I'd be glum, too.Gov. Bill Walker heads into the closed-door meeting with the Republican House minority on Monday, June 5, 2017. (Courtesy Office of the Governor)

Updated: Shutdown plans from each department have been added to this story.

The state’s budget crisis is getting the disaster treatment.

Gov. Bill Walker formed up a disaster response team for the possible July 1 government shutdown, he announced Thursday. The shutdown is 22 days away if the Legislature fails to pass a budget by then.

“We don’t have the luxury of sitting back and hoping nothing happens,” he said.

The incident command structure, the official name of the team, is essentially regular meetings for key folks on his cabinet to work out the mechanics of the looming shutdown. It’s also the sort of thing that’s put together to handle disasters and was recently put in place for the opioid epidemic.

He said there are a lot of unanswered questions the team will try to answer over the next few weeks. That includes whether or not it’s going to be open season on fishing and hunting or completely closed down.
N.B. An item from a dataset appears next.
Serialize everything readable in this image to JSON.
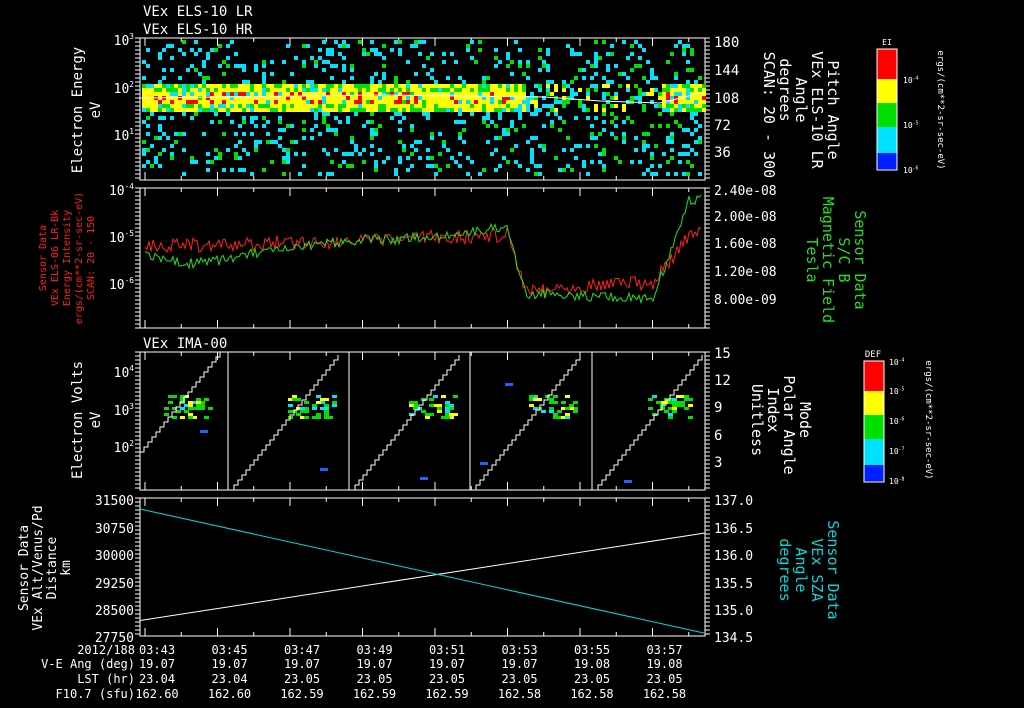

The news comes amid a torrent of press releases from every state agency detailing the shutdown. It’s a fire hose of information and reporters are working to digest just what’s in them.

The Midnight Sun will have a collection of those press releases before too long.

As for legislative negotiations, Walker said he believes “discussions are ongoing” and said he remains hopeful something will happen. He said he doesn’t plan on issuing a disaster declaration at this time.

“We’re not trying to overreact, but the worst thing we could do is sit back and hope nothing happens,” he said.

Walker was somewhat vague on the timing needed to avert the shutdown. Typically the governor takes a few days or weeks to review the budget, decide on vetoes and sign the bill. He said the sooner the Legislature can get it to his desk, the better.

The looming shutdown this year is different from the one nearly reached in 2015. That year, the Legislature passed partial funding for the budget that would take the state through the summer and into the fall. Walker said state attorneys are working to see what money could be spent on vital services without a budget. He said things like life, health and safety will the be the priorities.

Shutdown impacts

Department of Commerce, Community and Economic Development

Department of Corrections

Department of Education and Early Development

Department of Environmental Conservation

Department of Fish and Game

Department of Health and Social Services

Department of Labor and Workforce Development

Department of Law

Department of Military and Veterans’ Affairs

Department of Natural Resources

Department of Public Safety

Department of Revenue

Department of Transportation and Public Facilities

The Legislature

Back in the Legislature, the conference committee on the operating budget is set to meet tomorrow to continue to hammer out the budget. It’ll meet at 11:30 a.m. with public safety, revenue, judiciary, military and veterans affairs, and executive branch-wide appropriations on the agenda. It met today and made some minor progress on the budget.

After a week of will they or won’t they, the conference committee on oil and gas taxes, House Bill 111, is set to meet Friday at 9 a.m.